A holy fear came on all in the neighborhood, and throughout the Hills of Judea the people talked about these events. All who heard of it pondered in their minds and wondered, “What will this child be?” For they understood that the hand of the Lord was with him.
D@iGITAL-EXPERIENCE
(Daily Gospel in the Assimilated Life Experience)
Jose Marti, the Apostle of Cuban Independence, when asked what a man should do before he dies, said that a man should plant a tree, write a book and sire a son. These acts perpetuate oneself in this world since most trees outlive their planters, most books outlast their authors and sons carry the name of their fathers beyond the grave. But while all of us can plant a tree and while the geniuses among us can write a book, not all can sire a son. Zechariah, for example, breached the age of fertility without an issue because he and his wife Elizabeth were barren. The Old Testament treated childlessness as a punishment. In the Book of Leviticus, having sexual relations with an aunt or with a brother’s wife in an act of impurity was punished, and the prescribed punishment was death without a child (Leviticus 20:20-21).

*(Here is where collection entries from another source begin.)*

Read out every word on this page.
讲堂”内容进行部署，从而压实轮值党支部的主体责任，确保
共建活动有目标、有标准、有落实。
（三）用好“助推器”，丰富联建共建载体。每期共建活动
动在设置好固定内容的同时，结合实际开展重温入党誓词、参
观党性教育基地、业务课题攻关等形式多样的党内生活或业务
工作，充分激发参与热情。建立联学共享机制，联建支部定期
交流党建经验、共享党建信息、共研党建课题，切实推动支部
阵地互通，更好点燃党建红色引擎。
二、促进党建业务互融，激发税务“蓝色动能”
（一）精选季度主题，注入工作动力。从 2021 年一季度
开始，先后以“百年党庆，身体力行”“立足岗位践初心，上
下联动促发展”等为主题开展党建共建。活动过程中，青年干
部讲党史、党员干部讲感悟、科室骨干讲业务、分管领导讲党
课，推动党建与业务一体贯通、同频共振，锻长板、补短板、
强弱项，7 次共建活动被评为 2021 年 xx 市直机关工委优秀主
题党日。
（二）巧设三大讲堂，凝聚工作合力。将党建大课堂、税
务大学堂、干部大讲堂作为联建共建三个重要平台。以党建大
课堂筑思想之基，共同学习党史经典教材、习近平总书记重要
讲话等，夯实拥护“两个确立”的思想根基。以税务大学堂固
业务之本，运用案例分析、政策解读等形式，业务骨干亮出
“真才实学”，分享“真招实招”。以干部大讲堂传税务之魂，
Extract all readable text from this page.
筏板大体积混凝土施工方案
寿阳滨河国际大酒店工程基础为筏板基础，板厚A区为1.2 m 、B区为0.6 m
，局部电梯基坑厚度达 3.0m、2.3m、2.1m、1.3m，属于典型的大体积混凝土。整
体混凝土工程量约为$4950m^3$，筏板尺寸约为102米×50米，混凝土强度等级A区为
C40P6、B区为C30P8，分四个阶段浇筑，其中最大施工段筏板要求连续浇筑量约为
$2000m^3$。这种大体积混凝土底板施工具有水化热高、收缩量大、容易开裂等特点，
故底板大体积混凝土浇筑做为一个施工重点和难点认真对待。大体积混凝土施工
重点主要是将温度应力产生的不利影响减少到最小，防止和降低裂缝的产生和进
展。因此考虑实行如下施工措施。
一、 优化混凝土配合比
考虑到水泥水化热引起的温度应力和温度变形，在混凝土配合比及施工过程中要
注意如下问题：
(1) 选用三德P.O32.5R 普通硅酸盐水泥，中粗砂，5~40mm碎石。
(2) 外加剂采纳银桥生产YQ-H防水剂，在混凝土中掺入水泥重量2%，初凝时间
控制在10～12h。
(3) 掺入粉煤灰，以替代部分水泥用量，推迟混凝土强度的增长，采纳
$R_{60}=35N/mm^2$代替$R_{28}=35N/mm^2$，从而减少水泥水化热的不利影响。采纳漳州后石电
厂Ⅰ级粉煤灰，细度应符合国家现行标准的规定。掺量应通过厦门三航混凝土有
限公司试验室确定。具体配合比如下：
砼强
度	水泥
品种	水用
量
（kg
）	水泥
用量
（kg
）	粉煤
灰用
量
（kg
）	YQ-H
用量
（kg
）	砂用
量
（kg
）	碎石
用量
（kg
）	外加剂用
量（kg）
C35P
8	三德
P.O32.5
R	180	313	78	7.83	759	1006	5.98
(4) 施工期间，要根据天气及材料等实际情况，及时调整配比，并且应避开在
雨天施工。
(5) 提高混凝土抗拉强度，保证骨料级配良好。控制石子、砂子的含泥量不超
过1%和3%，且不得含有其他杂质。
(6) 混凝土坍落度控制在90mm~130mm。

From the perspective of Judaism Zechariah was cursed. From the perspective of Jose Marti Zechariah was doomed because he had no son to perpetuate his name.
But God intervened and gave him a baby boy. Given his particular circumstance they should have named him after his father Zechariah. But they named him John, a name, which in Hebrew means “God shows favor”. Zechariah did not protest. By confirming the name, Zechariah was proclaiming the child as a big favor from the Lord.
The issue was no longer whether or not he could sire a son to perpetuate himself. What was important to him was that his siring a son was part of God’s bigger plan to save the world. In the context of God’s bigger plan siring a son is service to humanity and not just self- perpetuation. – (Atty.) Fr. Dan Domingo P. delos Angeles, Jr., DM.